Three players a,b,c take turns in a game according to the following rules:
At the start A and B play (so C does not play). The winner of the first trial plays against C and so on until one of the players wins two trials in a row. Possible outcomes are aa,acc,acbb,acbaa, bb,bcc,bcaa,bcabb etc.
We have to prove that probability of A winning equals p(A) = 5/14, p(B) = 5/14, p(C) = 2/7
I have been stuck on this problem for a long time. The only thing I have been able to find out so far is that C can never win on even turns.
Re-edit
Players continue to play until one of them wins two times consecutively and all players are equally good at playing the game.
Apologies for leaving such crucial information.
I have finally solved this problem with a different approach
Sample space
aa ,acc ,acbb ,acbaa ,acbacc ,acbacbb ,acbabcaa ,...

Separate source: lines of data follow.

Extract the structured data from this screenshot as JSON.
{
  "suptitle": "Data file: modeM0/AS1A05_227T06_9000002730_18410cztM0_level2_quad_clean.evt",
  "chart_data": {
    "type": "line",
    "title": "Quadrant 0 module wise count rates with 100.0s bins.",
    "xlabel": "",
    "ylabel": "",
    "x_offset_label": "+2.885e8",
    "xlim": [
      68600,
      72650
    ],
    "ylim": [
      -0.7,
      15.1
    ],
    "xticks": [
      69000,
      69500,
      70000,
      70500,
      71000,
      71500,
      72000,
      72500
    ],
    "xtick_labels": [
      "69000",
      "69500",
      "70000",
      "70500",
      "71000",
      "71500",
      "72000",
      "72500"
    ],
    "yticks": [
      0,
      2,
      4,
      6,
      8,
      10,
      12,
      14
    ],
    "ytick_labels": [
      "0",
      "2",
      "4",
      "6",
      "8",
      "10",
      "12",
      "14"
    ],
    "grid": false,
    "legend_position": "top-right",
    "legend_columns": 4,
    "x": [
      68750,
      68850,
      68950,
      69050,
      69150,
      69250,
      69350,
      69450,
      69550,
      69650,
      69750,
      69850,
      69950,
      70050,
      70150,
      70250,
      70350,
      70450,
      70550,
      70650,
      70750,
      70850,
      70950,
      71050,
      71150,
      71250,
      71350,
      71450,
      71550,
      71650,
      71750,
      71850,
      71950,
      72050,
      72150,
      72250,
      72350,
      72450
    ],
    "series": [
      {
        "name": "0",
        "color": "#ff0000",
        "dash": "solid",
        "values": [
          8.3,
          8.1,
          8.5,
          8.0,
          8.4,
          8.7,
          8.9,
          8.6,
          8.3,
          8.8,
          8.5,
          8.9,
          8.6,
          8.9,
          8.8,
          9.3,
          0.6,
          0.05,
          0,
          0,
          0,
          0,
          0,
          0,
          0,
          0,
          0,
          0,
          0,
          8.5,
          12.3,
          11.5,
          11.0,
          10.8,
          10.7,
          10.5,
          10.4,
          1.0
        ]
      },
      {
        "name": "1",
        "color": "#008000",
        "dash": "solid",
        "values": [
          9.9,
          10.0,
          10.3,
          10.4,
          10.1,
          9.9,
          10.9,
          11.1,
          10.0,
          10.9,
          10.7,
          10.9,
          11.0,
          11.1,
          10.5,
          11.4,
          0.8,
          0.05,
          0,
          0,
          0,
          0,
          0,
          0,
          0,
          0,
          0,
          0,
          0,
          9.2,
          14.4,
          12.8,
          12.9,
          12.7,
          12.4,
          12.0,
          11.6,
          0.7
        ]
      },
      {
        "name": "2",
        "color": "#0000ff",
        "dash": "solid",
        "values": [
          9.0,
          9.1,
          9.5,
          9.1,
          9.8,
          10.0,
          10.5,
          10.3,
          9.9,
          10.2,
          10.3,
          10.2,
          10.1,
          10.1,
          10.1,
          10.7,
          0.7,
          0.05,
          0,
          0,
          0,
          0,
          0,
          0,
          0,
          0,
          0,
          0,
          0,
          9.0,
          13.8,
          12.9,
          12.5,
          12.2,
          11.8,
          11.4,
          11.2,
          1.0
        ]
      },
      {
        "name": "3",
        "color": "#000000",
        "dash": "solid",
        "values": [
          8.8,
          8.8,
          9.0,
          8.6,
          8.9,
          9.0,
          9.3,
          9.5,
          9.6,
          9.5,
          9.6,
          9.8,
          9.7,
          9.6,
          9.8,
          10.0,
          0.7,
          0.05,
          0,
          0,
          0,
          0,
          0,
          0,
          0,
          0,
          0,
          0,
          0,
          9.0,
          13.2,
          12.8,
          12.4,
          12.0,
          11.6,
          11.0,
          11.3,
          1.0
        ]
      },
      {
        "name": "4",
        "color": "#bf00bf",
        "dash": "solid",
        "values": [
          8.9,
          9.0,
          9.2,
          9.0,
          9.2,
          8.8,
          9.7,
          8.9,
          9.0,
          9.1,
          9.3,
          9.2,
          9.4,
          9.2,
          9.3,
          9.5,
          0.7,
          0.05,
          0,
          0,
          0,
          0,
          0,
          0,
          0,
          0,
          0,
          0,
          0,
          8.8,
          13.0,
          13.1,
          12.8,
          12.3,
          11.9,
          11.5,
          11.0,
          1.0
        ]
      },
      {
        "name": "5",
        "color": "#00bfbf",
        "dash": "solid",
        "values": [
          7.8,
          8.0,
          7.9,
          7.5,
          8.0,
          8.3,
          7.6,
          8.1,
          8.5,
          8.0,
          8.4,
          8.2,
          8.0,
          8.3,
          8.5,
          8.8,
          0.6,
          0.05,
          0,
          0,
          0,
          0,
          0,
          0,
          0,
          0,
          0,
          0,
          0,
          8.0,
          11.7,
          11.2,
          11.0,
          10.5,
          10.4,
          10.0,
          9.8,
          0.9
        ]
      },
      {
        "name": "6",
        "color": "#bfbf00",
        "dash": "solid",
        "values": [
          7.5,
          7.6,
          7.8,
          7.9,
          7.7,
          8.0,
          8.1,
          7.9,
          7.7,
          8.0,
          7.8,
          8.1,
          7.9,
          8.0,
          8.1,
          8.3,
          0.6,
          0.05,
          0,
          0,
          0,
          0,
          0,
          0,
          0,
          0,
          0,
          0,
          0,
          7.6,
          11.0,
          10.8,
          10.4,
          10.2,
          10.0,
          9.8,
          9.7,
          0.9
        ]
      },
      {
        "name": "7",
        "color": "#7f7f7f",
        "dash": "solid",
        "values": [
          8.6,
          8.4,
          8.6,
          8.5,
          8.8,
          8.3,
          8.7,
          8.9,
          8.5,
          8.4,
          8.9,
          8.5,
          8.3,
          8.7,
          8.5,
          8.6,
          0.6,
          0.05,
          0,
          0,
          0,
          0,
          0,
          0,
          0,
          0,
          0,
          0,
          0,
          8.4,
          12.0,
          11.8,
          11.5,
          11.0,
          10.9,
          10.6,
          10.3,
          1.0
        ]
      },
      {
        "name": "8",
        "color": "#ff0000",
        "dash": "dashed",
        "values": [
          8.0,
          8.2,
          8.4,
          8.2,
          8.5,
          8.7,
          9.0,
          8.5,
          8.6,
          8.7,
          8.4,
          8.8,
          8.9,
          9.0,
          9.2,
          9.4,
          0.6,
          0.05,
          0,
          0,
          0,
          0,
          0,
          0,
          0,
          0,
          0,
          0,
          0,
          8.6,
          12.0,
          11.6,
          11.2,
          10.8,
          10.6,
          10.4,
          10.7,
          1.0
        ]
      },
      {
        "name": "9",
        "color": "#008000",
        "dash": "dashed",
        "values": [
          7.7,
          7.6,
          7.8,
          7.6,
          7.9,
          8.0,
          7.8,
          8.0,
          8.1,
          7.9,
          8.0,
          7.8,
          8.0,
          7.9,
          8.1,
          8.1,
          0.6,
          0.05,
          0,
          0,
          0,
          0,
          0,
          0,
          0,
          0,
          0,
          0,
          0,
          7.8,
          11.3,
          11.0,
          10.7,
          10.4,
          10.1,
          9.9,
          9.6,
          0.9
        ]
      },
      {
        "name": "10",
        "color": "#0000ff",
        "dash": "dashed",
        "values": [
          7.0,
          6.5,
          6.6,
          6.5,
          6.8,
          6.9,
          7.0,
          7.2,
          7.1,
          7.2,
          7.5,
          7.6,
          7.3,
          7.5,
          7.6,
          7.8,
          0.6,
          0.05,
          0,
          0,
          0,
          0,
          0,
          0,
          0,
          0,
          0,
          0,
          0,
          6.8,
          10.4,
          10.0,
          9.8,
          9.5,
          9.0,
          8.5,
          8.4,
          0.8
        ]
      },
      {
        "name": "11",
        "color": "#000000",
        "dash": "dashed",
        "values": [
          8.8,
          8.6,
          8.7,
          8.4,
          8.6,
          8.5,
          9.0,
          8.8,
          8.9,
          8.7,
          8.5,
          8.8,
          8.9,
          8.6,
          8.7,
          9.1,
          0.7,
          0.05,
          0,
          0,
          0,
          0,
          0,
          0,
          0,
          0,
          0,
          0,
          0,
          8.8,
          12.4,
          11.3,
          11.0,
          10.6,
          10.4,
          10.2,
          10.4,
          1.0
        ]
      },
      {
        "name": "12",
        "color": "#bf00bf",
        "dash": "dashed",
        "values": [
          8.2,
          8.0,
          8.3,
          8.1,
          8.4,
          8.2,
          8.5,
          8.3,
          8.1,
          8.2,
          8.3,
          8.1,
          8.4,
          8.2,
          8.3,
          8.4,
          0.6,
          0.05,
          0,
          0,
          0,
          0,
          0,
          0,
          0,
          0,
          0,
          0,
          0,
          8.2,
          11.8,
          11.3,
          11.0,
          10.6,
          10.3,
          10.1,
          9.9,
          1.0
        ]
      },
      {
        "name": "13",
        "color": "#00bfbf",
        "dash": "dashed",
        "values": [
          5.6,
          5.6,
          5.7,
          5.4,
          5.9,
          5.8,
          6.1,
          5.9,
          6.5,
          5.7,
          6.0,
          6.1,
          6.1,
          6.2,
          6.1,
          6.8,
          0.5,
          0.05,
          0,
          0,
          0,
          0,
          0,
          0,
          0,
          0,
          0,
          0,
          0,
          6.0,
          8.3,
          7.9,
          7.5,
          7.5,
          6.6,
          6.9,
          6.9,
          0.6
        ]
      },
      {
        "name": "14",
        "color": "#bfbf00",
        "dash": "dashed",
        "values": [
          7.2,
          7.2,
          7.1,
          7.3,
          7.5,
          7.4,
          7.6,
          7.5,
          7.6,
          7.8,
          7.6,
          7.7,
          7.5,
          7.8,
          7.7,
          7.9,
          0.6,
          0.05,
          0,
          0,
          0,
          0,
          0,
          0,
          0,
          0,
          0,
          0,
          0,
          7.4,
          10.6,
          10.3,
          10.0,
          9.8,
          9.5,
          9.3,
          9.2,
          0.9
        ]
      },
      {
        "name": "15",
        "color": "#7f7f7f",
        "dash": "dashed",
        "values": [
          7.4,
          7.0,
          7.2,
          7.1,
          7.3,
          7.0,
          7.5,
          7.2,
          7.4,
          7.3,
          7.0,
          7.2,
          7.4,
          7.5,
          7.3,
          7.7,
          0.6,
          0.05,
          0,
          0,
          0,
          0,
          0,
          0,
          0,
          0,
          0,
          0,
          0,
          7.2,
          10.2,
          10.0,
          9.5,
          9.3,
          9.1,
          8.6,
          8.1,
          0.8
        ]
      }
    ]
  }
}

bb ,bcc ,bcaa ,bcabb ,bcabcc ,bcabcaa ,bcabcabb ,...
Each point in the sample space has a probability (1/2^k) associated with it where k is the number of turns.
For example probability of point (aa) = 1/4
Now let us construct a table enumerating probabilities -

Let us consider the event that C wins overall. But C can only win if k = 3,6,9,12,...
P(C) = P(C3) + P(C6) + P(C9) ......
where P(Ck) = Probability of C winning overall after k turns.
P(C) = 1/4 + 1/32 .....
P(C) = a / (1 - r) ( Sum of an infinite GP )
a = 1/4 ( First Term )
r = 1/8 ( Ratio )
P(C) = 2/7
P(A) = 5/14 = P(B)